A justificativa apresentada pelos Estados Unidos foi de que o Brasil teria demorado a responder ao pedido de aprovação diplomática do nome indicado pela Casa Branca para assumir a embaixada norte-americana em Brasília.

O governo brasileiro contestou essa versão e afirmou que as alegações divulgadas pelo Departamento de Estado são falsas. Segundo a nota, o pedido de aprovação, conhecido como agrément, ainda está sob análise e não existe prazo definido pela Convenção de Viena para a concessão da autorização.

O Planalto também acusou os Estados Unidos de desrespeitarem normas diplomáticas ao divulgarem publicamente o nome do indicado antes de uma manifestação oficial do país anfitrião.

A crise inclui ainda a negativa de entrada no Brasil de dois funcionários do governo norte-americano. De acordo com o governo brasileiro, a presença deles no país teria como objetivo questionar a confiabilidade do sistema eleitoral nacional e interferir no processo eleitoral de 2026.

Na avaliação do Executivo brasileiro, os episódios recentes não são isolados e refletem uma deterioração deliberada das relações bilaterais por razões políticas e ideológicas.

A nota também citou as sanções aplicadas a autoridades brasileiras com base na Lei Magnitsky.

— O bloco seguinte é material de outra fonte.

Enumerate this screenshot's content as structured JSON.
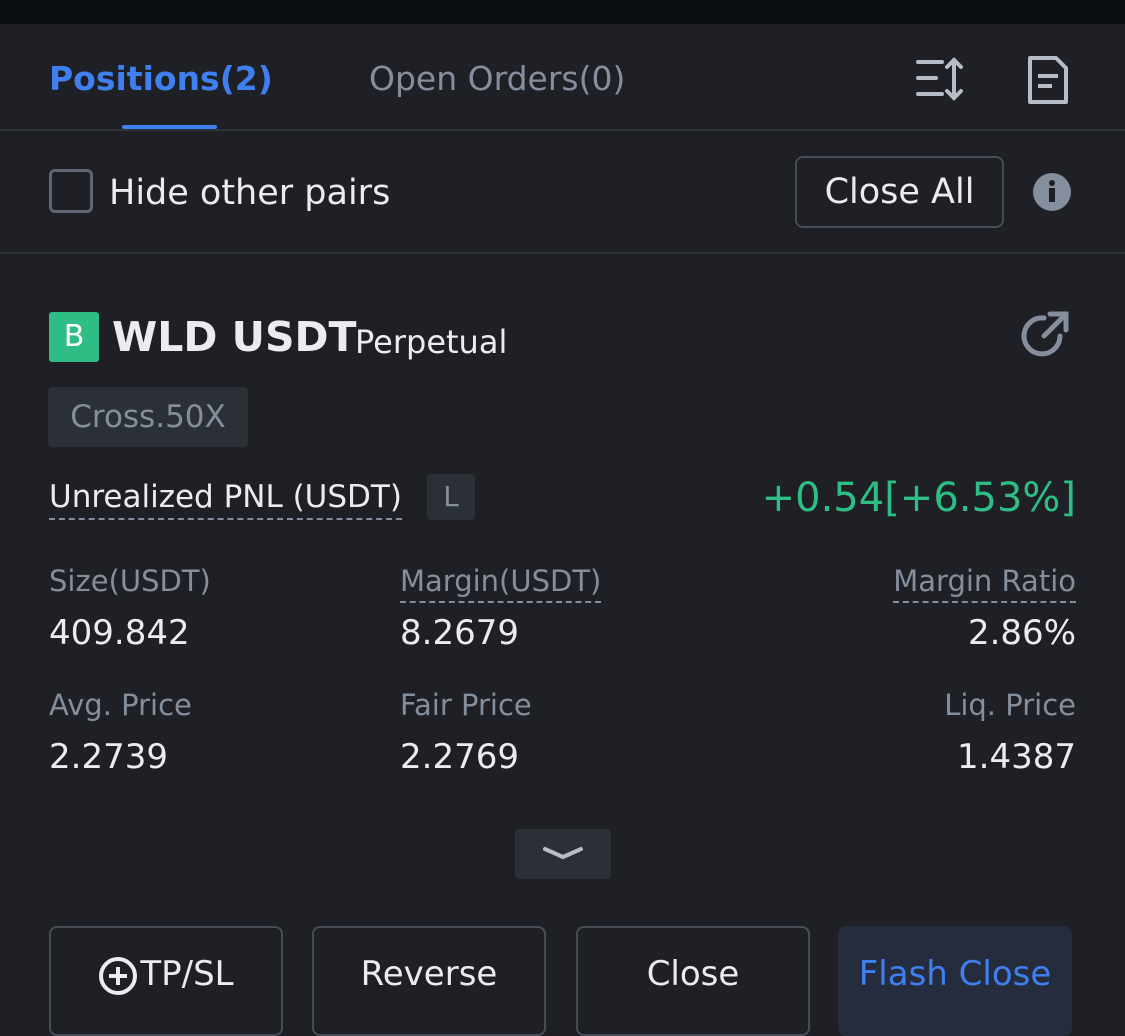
{
  "tabs": [
    "Positions(2)",
    "Open Orders(0)"
  ],
  "filter": {
    "checkbox_label": "Hide other pairs",
    "close_all": "Close All"
  },
  "position": {
    "side_badge": "B",
    "symbol": "WLD USDT",
    "contract": "Perpetual",
    "margin_mode": "Cross.50X",
    "pnl_label": "Unrealized PNL (USDT)",
    "pnl_badge": "L",
    "pnl_value": "+0.54[+6.53%]",
    "fields": [
      {
        "label": "Size(USDT)",
        "value": "409.842"
      },
      {
        "label": "Margin(USDT)",
        "value": "8.2679"
      },
      {
        "label": "Margin Ratio",
        "value": "2.86%"
      },
      {
        "label": "Avg. Price",
        "value": "2.2739"
      },
      {
        "label": "Fair Price",
        "value": "2.2769"
      },
      {
        "label": "Liq. Price",
        "value": "1.4387"
      }
    ]
  },
  "buttons": [
    "TP/SL",
    "Reverse",
    "Close",
    "Flash Close"
  ]
}
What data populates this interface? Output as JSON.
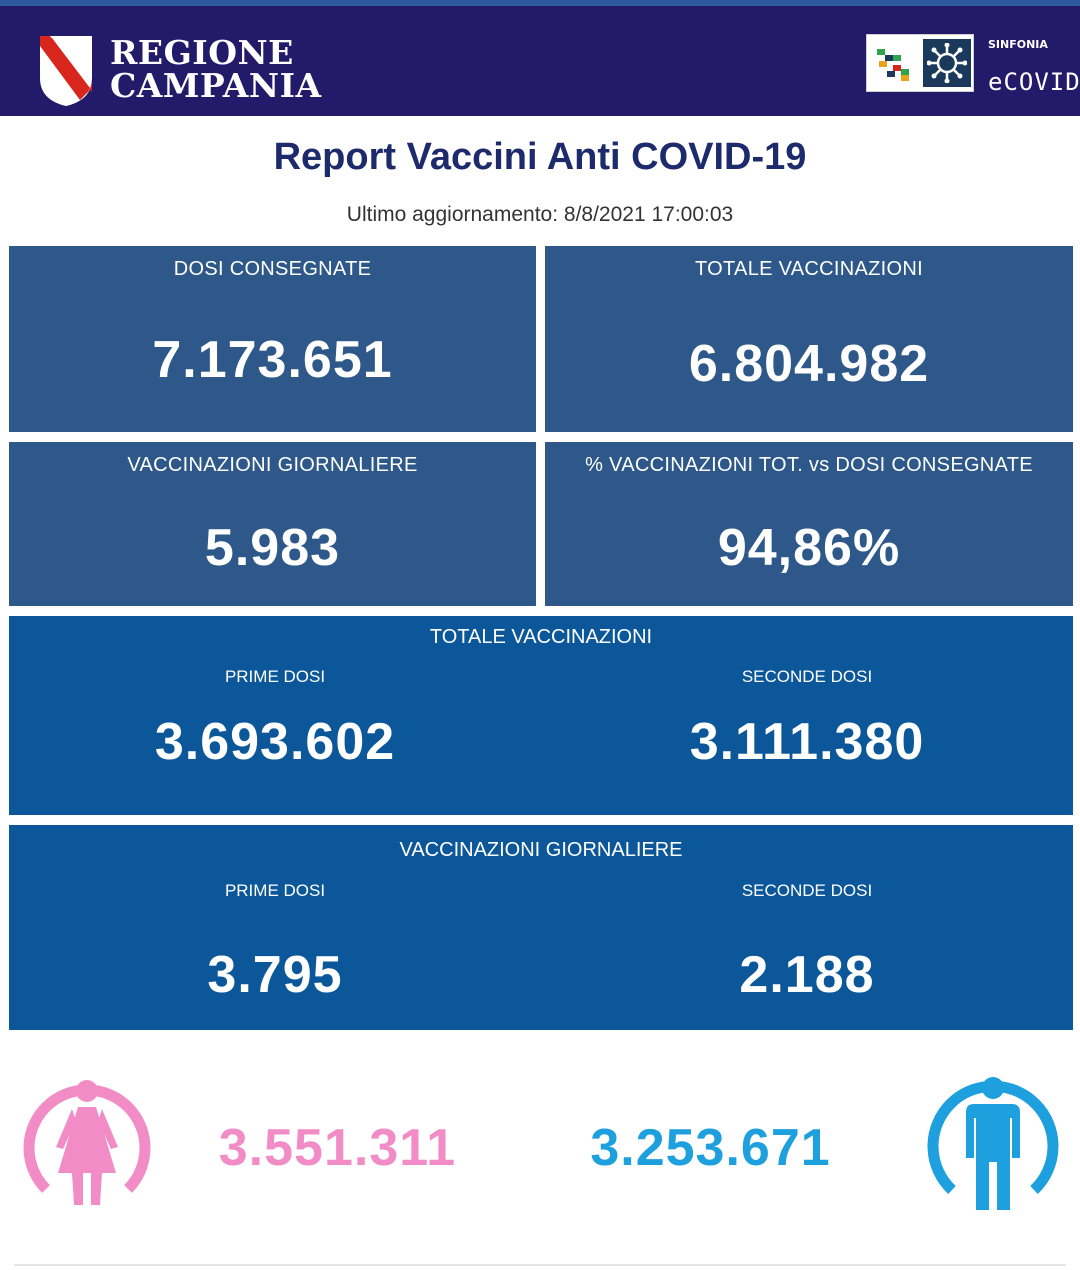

Entre os atingidos estão integrantes do governo e ministros do Supremo Tribunal Federal, em medidas que teriam sido adotadas como reação à condenação do ex-presidente Jair Bolsonaro por tentativa de golpe de Estado.

O governo afirmou ainda que o presidente Luiz Inácio Lula da Silva buscou reduzir as tensões diplomáticas. Durante visita a Washington, em maio, Lula teria solicitado diretamente a Donald Trump a retirada das sanções impostas a autoridades brasileiras.

Apesar do tom de repúdio, o Planalto declarou que continuará defendendo o diálogo e o respeito às normas internacionais nas relações entre os dois países.